But really, being a scheduler guy i was much more concerned about the
duplication and problems caused by the fibril concept itself - which
duplication and complexity makes up 80% of Zach's submitted patchset.
For example this bit:
[PATCH 3 of 4] Teach paths to wake a specific void * target
would totally go away if we used kernel threads for this.
Uh, would it? Are you talking about handing off the *task_struct*
that it was submitted under to each worker thread that inherits the
stack?
I guess I hadn't considered going that far. I had somehow
constructed a block in my mind that we couldn't release the
task_struct from the submitting task. But maybe we can be clever
enough with the task_struct updating that userspace wouldn't notice a
significant change.
Hmm.
i totally agree that the API /should/ be the main focus - but i didnt
pick the topic and most of the patchset's current size is due to
the IMO
avoidable fibril concept.
I, too, totally agree. I didn't even approach the subject for
exactly the reason you allude to -- I wanted to get the hard parts of
the kernel side right first.
regarding the API, i dont really agree with the current form and
design
of Zach's interface.
Haha, well, yes, of course. You couldn't have thought that the dirt-
stupid sys_asys_wait_for_completion() was anything more than simple
scaffolding to test the kernel bits.
fundamentally, the basic entity of this thing should be a /system
call/,
not the artificial fibril thing:
+struct asys_call {
+ struct asys_result *result;
+ struct fibril fibril;
+};
You picked a weird struct to highlight here. struct asys_input seems
more related to the stuff you go on to discuss below. This asys_call
struct is a relatively irrelevant internal detail of how
asys_teardown_stack() gets from a fibril to the pre-allocated
completion state once the call has returned.
The normal and most optimal workflow should be a user-space ring-
buffer
of these constant-size struct async_syscall entries:
struct async_syscall ringbuffer[1024];
LIST_HEAD(submitted);
LIST_HEAD(pending);
LIST_HEAD(completed);
I strongly disagree here, and I'm hoping you're not as keen on this
now -- your reply to Matt gives me hope.
As mentioned, that they complete out-of-order leads, at least, to
having separate submission and completion rings. I'm not sure a
submission ring makes any sense given the goal of processing the
calls in submission and only creating threads if it blocks. A simple
copy of an array of these input structs sounds fine to me.
When I think about the completion side I tend to hope we can end up
with something like what VJ talked about in his net channels work.
producer/consumer rings with head and tail pointers in different
cache lines. AFAIK the kevent work has headed in that direction, but
I haven't kept up. Uli has certainly mentioned it in his 'ec' (event
channels) proposals.
The posix AIO list completion and, sadly, signals on completion need
to be considered, too.
Honestly, though, I'm not worried about this part. We'll easily come
to an agreement. I'm just not going to distract myself with it until
we're happy with the scheduler side.
Looks like we can hit many birds with this single stone: AIO, vectored
syscalls, finegrained system-call parallelism. Hm?

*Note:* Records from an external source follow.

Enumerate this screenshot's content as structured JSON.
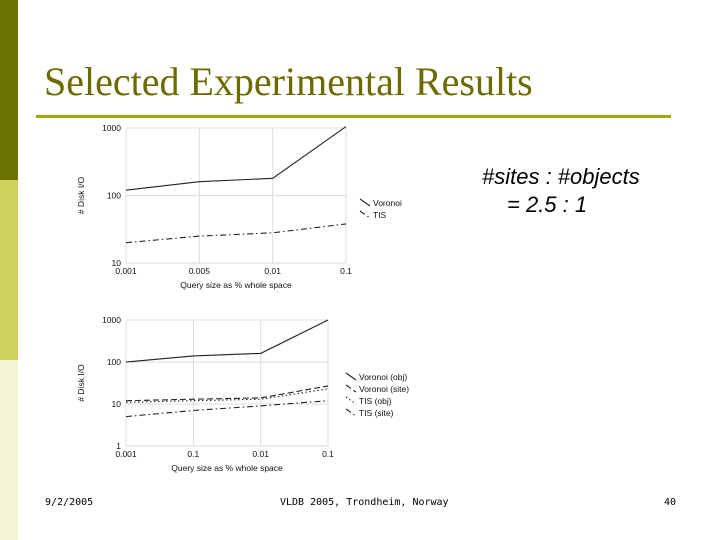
{
  "slide": {
    "title": "Selected Experimental Results",
    "ratio_line1": "#sites : #objects",
    "ratio_line2": "= 2.5 : 1",
    "footer_date": "9/2/2005",
    "footer_venue": "VLDB 2005, Trondheim, Norway",
    "page_number": "40"
  },
  "colors": {
    "sidebar_top": "#6b7200",
    "sidebar_mid": "#cfd15e",
    "sidebar_bottom": "#f2f3d3",
    "title": "#6b6b00",
    "rule": "#a3a800"
  },
  "chart_data": [
    {
      "type": "line",
      "ylabel": "# Disk I/O",
      "xlabel": "Query size as % whole space",
      "y_scale": "log",
      "ylim": [
        10,
        1000
      ],
      "y_ticks": [
        "1000",
        "100",
        "10"
      ],
      "categories": [
        "0.001",
        "0.005",
        "0.01",
        "0.1"
      ],
      "legend_position": "right",
      "series": [
        {
          "name": "Voronoi",
          "style": "solid",
          "values": [
            120,
            160,
            180,
            1050
          ]
        },
        {
          "name": "TIS",
          "style": "dash-dot",
          "values": [
            20,
            25,
            28,
            38
          ]
        }
      ]
    },
    {
      "type": "line",
      "ylabel": "# Disk I/O",
      "xlabel": "Query size as % whole space",
      "y_scale": "log",
      "ylim": [
        1,
        1000
      ],
      "y_ticks": [
        "1000",
        "100",
        "10",
        "1"
      ],
      "categories": [
        "0.001",
        "0.1",
        "0.01",
        "0.1"
      ],
      "legend_position": "right",
      "series": [
        {
          "name": "Voronoi (obj)",
          "style": "solid",
          "values": [
            100,
            140,
            160,
            1000
          ]
        },
        {
          "name": "Voronoi (site)",
          "style": "dashed",
          "values": [
            12,
            13,
            14,
            27
          ]
        },
        {
          "name": "TIS (obj)",
          "style": "dotted",
          "values": [
            11,
            12,
            13,
            23
          ]
        },
        {
          "name": "TIS (site)",
          "style": "dash-dot",
          "values": [
            5,
            7,
            9,
            12
          ]
        }
      ]
    }
  ]
}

Hmm, indeed. Some flags could let userspace tell the kernel not to
bother with all this threading/concurrency/aio nonsense and just
issue them serially. It'll sound nuts in these days of cheap
syscalls and vsyscall helpers, but some Oracle folks might love this
for issuing a gettimeofday() pair around syscalls they want to profile.
I hadn't considered that as a potential property of this interface.